President Trump described the ex-Marine in the Thousand Oaks massacre as a “very sick guy” on Friday, and suggested without evidence not only that he had post-traumatic stress disorder but that combat veterans generally return with mental health issues.
“He was a war veteran. He was a Marine. He was in the war. He served time,” Trump said of Ian David Long, who killed 12 people at the Borderline Bar and Grill on Wednesday night. “He saw some pretty bad things. And a lot of people say he had the PTSD. And that's a tough deal.”
The president, speaking to reporters at the White House as he departed for a weekend trip to France, then went further, reinforcing a stereotype long challenged by advocacy groups: that all combat veterans come home from war suffering from mental health issues.
“People come back. That’s why it’s a horrible thing,” Trump said. “They come back, and they're never the same.”

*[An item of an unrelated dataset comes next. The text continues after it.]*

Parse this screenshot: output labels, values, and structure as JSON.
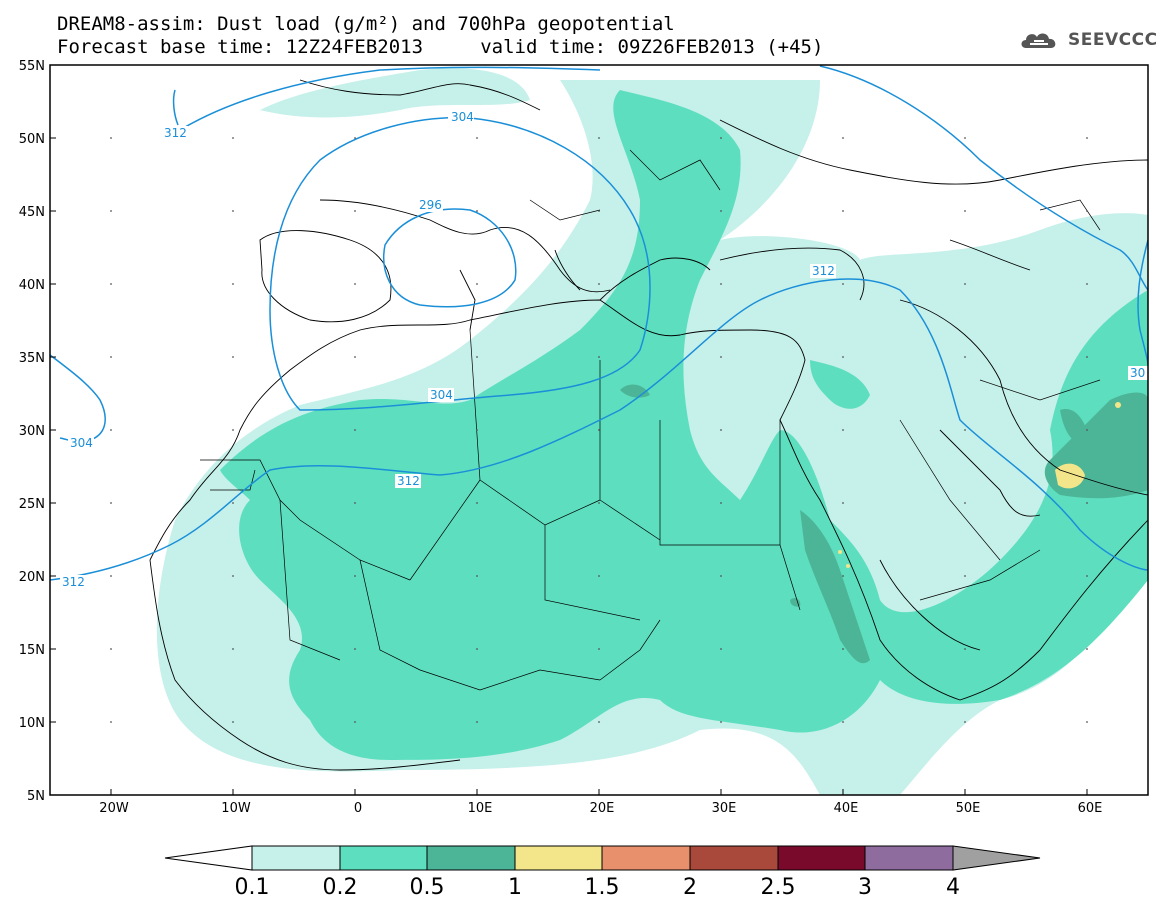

Long, a 28-year-old from Newbury Park who opened fire in the crowded bar before possibly turning the gun on himself, was deployed for seven months to Afghanistan in 2010 and discharged in 2013. The U.S. Department of Veterans Affairs has said that Long had never enrolled in its healthcare system, and no evidence has emerged that he sought treatment for or suffered from PTSD.
However, acquaintances have said that Long seemed to struggle with mental health issues after his return from military service. In April, a mental health specialist met with Long after authorities responded to a disturbance at the home where he lived with his mother, but found no grounds to commit him involuntarily.
Trump combined his speculation that Long suffered from PTSD to boast of his administration’s work on that issue. “I've given tremendous funding to the vets for the PTSD and for general health for PTSD,” he said. “It's a big problem.”
Veterans advocates and mental health professionals were left shaking their heads at Trump’s comments.
“Comments like this one from our commander in chief are extremely unhelpful,” Paul Rieckhoff, co-founder of Iraq and Afghanistan Veterans of America, wrote in an email. “They perpetuate a false and damaging narrative that veterans are broken and dangerous. Most people who suffer from PTSD, when able to access effective treatment, are able to live healthy, happy, meaningful lives.”
According to the VA, between 11% and 20% of veterans of Afghanistan and Iraq, and 31% of Vietnam veterans, suffer from PTSD, which can lead to depression and suicide.
“When veterans with mental health injuries do hurt someone, it's mostly likely themselves, not someone else,” Rieckhoff said, noting that 20 veterans and service members die by suicide every day.
Some former military officials took to Twitter to criticize Trump as well.
“Those who think they know about combat, please hear this: All soldiers who go to war experience some degree of post-traumatic stress. War is inhumane & traumatic. Innocence is lost. PTSD (“disorder”) is different. Professionals address that ... the uninformed shouldn’t,” Mark Hertling, a retired three-star general, tweeted.
Trump made the comments during a freewheeling 23-minute exchange with reporters. He also claimed not to know Matthew Whitaker, whom he just appointed as acting attorney general, despite past statements to the contrary, and asserted that Democrats were trying to steal the elections for governor and senator in Florida.
And he snapped back when asked about former First Lady Michelle Obama’s contention in her forthcoming book that she would “never forgive” him for endangering her children by promoting his “birther conspiracy” that President Obama wasn’t born in the United States.
“I'll give you a little controversy back: I'll never forgive him for what he did to our United States military by not funding it properly,” he said. “It was depleted. Everything was old and tired. And I came in, and I had to fix it.”